We rounded the corner and came upon a yard sale, a bizarre sight in the snow and the dark. Beside a card table stacked with toys a teenaged boy stood imploring a man who appeared to be his father—same nose, albeit crooked, same chin, albeit beefier.
“Take what you want,” the man told Frank when we stopped to browse.
“Excuse me?” Frank said.
“Dumbfuck here stole his sister’s allowance to buy weed, so take what you want.”
The kid looked away.
“I like your scarf,” the man told me.
I pointed proudly to Frank. “He made it for me.”
“You knit?” the guy said incredulously, eyebrows rising.
I wished I’d said it was a gift.
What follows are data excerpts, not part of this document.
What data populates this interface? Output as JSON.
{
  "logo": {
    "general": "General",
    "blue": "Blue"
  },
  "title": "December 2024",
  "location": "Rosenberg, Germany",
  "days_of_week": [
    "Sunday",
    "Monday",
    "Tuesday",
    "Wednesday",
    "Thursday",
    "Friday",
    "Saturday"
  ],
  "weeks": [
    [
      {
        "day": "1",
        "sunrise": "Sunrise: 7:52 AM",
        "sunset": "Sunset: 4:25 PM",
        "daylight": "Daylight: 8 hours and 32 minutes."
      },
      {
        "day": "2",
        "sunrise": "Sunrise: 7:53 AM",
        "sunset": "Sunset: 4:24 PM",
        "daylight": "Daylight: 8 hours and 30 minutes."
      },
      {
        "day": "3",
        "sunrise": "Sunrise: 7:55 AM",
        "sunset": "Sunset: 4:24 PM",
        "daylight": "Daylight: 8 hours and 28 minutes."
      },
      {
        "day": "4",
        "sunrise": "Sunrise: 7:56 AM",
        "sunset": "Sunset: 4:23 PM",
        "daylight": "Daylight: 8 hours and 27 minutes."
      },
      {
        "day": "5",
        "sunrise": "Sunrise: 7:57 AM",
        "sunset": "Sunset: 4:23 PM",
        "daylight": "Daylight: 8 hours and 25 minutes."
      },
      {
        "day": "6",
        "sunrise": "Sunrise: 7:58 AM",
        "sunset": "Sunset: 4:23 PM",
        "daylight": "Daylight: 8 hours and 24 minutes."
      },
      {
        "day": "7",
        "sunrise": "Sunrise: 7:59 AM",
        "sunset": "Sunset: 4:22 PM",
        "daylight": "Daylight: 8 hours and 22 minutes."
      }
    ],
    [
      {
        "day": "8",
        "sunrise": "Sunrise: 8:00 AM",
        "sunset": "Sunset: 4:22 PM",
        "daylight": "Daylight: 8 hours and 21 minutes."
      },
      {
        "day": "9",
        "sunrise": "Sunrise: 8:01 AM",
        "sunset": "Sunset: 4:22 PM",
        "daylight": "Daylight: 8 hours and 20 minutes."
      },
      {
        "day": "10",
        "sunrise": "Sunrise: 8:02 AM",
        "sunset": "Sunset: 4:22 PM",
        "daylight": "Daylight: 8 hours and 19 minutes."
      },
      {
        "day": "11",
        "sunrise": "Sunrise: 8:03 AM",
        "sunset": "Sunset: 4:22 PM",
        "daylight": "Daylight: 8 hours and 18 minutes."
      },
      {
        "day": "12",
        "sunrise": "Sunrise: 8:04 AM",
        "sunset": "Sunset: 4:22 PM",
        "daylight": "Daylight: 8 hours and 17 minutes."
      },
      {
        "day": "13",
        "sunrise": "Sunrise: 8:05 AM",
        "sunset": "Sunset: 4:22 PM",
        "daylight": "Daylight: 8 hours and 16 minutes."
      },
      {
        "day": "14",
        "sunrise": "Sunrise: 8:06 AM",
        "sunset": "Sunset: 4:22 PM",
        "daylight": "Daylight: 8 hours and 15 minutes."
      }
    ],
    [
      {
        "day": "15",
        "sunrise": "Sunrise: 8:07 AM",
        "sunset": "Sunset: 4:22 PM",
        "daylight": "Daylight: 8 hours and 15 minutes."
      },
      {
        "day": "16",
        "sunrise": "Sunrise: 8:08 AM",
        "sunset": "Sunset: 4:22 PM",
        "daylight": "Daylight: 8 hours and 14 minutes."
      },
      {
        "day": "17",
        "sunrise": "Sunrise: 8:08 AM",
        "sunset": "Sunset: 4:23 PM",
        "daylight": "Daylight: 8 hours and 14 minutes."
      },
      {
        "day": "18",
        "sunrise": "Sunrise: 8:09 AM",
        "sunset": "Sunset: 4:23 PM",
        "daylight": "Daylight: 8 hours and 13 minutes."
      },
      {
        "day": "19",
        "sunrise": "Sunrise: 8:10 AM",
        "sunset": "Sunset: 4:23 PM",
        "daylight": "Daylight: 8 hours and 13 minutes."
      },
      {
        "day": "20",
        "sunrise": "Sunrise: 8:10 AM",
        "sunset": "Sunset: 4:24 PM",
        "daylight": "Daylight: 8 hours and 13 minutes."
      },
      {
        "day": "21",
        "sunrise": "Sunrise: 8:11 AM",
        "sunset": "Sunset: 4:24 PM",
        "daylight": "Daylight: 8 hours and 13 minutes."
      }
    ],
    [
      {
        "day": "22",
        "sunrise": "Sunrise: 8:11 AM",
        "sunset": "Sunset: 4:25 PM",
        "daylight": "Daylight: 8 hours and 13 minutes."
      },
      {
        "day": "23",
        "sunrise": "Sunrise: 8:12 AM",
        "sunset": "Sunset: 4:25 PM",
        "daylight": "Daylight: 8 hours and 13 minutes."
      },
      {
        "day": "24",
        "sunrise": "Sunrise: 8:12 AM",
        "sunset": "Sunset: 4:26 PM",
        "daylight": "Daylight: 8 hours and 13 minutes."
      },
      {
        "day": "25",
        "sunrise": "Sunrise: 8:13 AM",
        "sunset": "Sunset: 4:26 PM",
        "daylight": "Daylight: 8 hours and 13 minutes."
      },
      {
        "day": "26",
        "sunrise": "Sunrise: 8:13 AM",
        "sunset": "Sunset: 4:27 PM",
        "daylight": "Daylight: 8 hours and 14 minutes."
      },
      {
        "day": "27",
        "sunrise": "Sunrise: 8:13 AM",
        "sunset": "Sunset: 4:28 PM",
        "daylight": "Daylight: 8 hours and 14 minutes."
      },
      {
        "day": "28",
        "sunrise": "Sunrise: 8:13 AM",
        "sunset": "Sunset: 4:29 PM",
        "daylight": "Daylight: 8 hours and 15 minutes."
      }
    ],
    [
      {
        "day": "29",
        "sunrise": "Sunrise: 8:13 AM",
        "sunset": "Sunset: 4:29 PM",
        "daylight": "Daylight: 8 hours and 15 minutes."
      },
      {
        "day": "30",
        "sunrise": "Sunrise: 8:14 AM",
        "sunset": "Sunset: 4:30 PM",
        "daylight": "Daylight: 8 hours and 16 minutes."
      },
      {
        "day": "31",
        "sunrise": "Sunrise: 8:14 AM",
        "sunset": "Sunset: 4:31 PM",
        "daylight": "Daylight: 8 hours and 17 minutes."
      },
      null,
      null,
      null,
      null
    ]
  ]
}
Being thoughtful wasn’t fruity. Frank picked up a toy video camera from the table.
“His grandmother taught him.”
The man looked like he was reconsidering giving his child’s things to Frank.
“Just say no,” Frank scolded the kid, then pulled me along the sidewalk, back toward the apartment. Already the footprints we’d made were filling with snow. Soon they’d be gone.
In the cold bedroom, Frank slowly took off my clothes, even my socks, and then draped the impossibly soft scarf around my neck and looped a half hitch under my chin. It hung over my breasts, rubbed my knees, pooled on the tops of my bare feet. I shivered from lust. I wanted to do it wearing the scarf. Frank knelt and began wrapping me in the scarf and I understood this was its purpose and I didn’t feel so bad about not getting him a Christmas gift.
In the mirror on the back of the closet door I saw myself tied up in purple rope, lover supplicating before me. Still on his knees, Frank looked over his shoulder at the mirror. His reflected eyes widened when I lifted my hand from where it rested atop his head and stuck my fingers into the yarn between my legs. He frantically fumbled with the buckle of his belt.